Attribute Lookup priority

data descriptor > instance variable > non-data descriptor > class variable

Emulate @property

class Property:
    "Emulate PyProperty_Type() in Objects/descrobject.c"

    def __init__(self, fget=None, fset=None, fdel=None, doc=None):
        self.fget = fget
        self.fset = fset
        self.fdel = fdel
        if doc is None and fget is not None:
            doc = fget.__doc__
        self.__doc__ = doc

    def __get__(self, obj, objtype=None):
        if obj is None:
            return self
        if self.fget is None:
            raise AttributeError("unreadable attribute")
        return self.fget(obj)

    def __set__(self, obj, value):
        if self.fset is None:
            raise AttributeError("can't set attribute")
        self.fset(obj, value)

    def __delete__(self, obj):
        if self.fdel is None:
            raise AttributeError("can't delete attribute")
        self.fdel(obj)

    def getter(self, fget):
        return type(self)(fget, self.fset, self.fdel, self.__doc__)

    def setter(self, fset):
        return type(self)(self.fget, fset, self.fdel, self.__doc__)

    def deleter(self, fdel):
        return type(self)(self.fget, self.fset, fdel, self.__doc__)

Functions and methods

Functions are non-data descriptors that returns the bound method (MethodType below) when accessed from an instance (if the obj param of __get__ is not None), the underlying function is returned as it is when access from the class (obj is None)

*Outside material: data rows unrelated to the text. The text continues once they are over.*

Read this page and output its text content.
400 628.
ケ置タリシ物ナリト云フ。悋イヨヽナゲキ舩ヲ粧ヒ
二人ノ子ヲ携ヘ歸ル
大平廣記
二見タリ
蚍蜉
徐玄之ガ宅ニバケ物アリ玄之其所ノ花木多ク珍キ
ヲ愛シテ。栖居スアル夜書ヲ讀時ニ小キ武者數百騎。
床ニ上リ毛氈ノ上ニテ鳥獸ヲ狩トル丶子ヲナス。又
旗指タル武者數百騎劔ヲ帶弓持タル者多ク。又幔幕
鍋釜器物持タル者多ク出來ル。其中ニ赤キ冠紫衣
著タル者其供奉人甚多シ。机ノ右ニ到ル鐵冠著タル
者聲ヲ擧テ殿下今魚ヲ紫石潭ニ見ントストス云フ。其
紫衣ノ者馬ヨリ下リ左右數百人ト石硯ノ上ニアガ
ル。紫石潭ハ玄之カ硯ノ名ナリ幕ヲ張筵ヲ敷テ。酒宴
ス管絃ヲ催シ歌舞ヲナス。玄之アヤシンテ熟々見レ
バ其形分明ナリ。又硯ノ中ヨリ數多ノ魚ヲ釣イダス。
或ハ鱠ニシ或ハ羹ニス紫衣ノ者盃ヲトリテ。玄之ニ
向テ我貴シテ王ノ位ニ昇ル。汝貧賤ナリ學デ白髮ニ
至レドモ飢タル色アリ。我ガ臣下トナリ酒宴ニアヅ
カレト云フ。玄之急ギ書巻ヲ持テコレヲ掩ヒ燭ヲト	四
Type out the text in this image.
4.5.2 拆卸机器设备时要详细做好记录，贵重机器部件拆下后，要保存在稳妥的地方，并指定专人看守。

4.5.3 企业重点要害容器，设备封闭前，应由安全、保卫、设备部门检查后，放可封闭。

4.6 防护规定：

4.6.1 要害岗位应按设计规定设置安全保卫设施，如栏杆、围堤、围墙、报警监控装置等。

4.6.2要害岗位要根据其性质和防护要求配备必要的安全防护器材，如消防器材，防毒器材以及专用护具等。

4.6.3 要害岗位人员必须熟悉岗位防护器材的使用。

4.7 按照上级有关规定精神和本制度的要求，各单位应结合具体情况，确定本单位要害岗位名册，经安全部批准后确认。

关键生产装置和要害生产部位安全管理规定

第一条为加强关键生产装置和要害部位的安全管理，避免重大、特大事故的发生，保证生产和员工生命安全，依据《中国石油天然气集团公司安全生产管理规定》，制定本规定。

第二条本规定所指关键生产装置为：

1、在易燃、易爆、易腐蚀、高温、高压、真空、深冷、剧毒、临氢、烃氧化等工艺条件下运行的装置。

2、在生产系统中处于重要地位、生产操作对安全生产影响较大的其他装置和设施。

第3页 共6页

Methods are callables that preprend self to the function's arguments when called, self is stored as __self__ and the underlying function as __func__ in the MethodType objects

class MethodType:
    "Emulate PyMethod_Type in Objects/classobject.c"
    def __init__(self, func, obj):
        self.__func__ = func
        self.__self__ = obj

    def __call__(self, *args, **kwargs):
        func = self.__func__
        obj = self.__self__
        return func(obj, *args, **kwargs)

class Function:
    ...
    def __get__(self, obj, objtype=None):
        "Simulate func_descr_get() in Objects/funcobject.c"
        if obj is None:
            return self
        return MethodType(self, obj)